METHODS:Among 19 institutions participating in the PEVAR Trial (NCT01070069), 38 consecutive patients with abdominal aortic aneurysm were enrolled in a roll-in phase between April 2010 and May 2011. PEVAR procedures with adjunctive “pre-close” of the common femoral arteries (CFAs) targeted for large sheath access using the ProGlide or Prostar XL closure devices were performed using the Endologix IntuiTrak System. All patients were followed periprocedurally and to 30 days for major adverse events and access-related vascular complications.

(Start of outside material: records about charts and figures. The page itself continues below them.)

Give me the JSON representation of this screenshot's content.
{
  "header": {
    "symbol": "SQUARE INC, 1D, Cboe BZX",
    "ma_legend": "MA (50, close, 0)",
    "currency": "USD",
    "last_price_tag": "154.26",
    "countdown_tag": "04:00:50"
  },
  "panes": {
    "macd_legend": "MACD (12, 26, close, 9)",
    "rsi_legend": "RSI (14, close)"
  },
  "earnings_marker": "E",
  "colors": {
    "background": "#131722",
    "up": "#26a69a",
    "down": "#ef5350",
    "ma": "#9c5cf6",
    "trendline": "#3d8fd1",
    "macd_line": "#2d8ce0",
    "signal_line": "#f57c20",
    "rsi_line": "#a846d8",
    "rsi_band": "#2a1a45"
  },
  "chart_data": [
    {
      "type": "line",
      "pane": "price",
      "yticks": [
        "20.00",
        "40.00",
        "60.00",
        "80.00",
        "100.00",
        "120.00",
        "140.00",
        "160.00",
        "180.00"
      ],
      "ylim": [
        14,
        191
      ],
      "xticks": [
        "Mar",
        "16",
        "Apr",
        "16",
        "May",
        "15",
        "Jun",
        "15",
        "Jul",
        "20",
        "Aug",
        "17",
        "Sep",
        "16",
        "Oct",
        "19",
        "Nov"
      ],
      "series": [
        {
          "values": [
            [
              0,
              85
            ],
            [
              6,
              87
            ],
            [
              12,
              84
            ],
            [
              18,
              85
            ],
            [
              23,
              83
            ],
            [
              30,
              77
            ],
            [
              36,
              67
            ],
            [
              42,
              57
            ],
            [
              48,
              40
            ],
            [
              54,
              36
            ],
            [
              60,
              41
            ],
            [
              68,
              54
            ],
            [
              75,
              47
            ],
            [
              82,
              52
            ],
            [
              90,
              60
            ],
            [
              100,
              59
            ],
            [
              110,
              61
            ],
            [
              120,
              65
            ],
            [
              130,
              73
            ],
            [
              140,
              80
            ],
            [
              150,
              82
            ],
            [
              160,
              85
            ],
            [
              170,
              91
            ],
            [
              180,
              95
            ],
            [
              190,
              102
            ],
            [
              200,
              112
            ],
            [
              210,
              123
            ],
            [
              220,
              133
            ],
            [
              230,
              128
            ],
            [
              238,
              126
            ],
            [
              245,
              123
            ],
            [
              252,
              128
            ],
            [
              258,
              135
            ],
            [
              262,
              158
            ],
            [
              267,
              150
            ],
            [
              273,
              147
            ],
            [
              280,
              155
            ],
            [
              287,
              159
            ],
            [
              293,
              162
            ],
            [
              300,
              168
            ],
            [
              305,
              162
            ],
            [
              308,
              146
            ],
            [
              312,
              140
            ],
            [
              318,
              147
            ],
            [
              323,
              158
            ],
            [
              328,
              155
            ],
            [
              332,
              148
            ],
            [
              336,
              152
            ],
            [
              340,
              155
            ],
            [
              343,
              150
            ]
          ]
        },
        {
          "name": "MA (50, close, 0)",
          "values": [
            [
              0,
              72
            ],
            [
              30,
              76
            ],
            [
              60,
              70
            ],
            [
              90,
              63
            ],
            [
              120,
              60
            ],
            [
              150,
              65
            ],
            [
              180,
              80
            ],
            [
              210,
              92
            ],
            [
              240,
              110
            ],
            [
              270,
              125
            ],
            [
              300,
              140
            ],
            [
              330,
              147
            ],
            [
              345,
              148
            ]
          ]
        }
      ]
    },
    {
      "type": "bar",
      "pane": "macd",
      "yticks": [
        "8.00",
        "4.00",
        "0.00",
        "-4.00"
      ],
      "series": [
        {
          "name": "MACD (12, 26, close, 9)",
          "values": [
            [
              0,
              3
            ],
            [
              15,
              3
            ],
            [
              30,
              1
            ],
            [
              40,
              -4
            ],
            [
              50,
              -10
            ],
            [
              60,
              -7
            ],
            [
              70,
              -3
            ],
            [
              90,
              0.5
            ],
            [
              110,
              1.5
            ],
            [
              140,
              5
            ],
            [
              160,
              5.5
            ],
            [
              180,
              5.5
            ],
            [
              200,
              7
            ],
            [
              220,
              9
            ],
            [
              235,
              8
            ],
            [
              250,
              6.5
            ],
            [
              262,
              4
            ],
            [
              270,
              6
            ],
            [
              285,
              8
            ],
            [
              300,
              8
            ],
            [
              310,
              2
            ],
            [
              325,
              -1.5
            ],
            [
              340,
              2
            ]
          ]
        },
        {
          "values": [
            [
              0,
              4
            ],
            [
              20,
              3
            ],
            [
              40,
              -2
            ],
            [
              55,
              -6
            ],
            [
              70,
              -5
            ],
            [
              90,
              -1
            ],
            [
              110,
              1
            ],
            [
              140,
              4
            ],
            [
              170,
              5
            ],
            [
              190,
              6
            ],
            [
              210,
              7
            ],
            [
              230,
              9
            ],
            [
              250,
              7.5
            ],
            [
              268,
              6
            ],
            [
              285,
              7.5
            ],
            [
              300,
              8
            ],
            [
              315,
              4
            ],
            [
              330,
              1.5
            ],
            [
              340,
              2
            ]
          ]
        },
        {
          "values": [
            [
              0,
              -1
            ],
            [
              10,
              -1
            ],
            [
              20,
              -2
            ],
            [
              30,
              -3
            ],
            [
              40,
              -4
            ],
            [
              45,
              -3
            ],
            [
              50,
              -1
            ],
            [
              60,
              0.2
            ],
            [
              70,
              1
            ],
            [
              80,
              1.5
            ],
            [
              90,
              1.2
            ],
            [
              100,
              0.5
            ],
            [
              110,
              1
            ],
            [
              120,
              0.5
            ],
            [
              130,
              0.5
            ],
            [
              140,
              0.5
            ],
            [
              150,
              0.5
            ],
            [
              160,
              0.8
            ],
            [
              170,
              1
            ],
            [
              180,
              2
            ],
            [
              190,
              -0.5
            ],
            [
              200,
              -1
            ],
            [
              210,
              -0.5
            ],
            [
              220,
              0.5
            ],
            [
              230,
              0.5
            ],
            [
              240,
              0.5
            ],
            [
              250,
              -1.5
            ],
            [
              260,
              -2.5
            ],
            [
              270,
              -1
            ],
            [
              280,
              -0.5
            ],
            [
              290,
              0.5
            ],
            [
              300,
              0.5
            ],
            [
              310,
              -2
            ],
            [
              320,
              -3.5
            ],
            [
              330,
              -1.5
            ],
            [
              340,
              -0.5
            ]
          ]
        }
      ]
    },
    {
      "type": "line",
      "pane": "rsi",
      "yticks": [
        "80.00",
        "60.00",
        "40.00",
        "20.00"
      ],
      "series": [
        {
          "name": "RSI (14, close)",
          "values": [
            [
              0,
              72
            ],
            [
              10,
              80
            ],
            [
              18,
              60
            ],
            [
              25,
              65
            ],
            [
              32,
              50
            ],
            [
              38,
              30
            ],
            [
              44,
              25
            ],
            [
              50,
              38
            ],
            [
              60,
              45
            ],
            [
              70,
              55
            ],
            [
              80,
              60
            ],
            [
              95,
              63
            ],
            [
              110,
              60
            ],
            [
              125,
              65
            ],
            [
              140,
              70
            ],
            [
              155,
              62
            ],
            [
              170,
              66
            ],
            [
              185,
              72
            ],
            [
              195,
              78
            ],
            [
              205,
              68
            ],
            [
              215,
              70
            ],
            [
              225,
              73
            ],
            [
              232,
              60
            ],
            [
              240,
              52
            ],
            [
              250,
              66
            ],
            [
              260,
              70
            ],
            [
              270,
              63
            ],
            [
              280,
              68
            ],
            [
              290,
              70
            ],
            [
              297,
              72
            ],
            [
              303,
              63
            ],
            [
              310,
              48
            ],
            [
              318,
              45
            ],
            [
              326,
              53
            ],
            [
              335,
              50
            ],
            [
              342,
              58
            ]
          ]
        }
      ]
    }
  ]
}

RESULTS: Patients presented at a mean age of 71 years with mean aneurysm sac diameter of 5.6cm. Technical success of the pre-close procedure was 97% (37/38 patients). In one patient, ProGlide devices failed to achieve ipsilateral CFA hemostasis, leading to bleeding requiring transfusion and surgical vascular repair. All endovascular repairs were successful. No mortality or major adverse events occurred. Other pre-close related complications occurring within 30 days included pseudoaneurysm, lower extremity ischemia, and blood transfusion.
CONCLUSION: PEVAR with adjunctive ‘pre-close’ techniques using the ProGlide or Prostar XL devices is safe and feasible as applied in this multicenter experience. Continued evaluation in the prospective, randomized trial is warranted.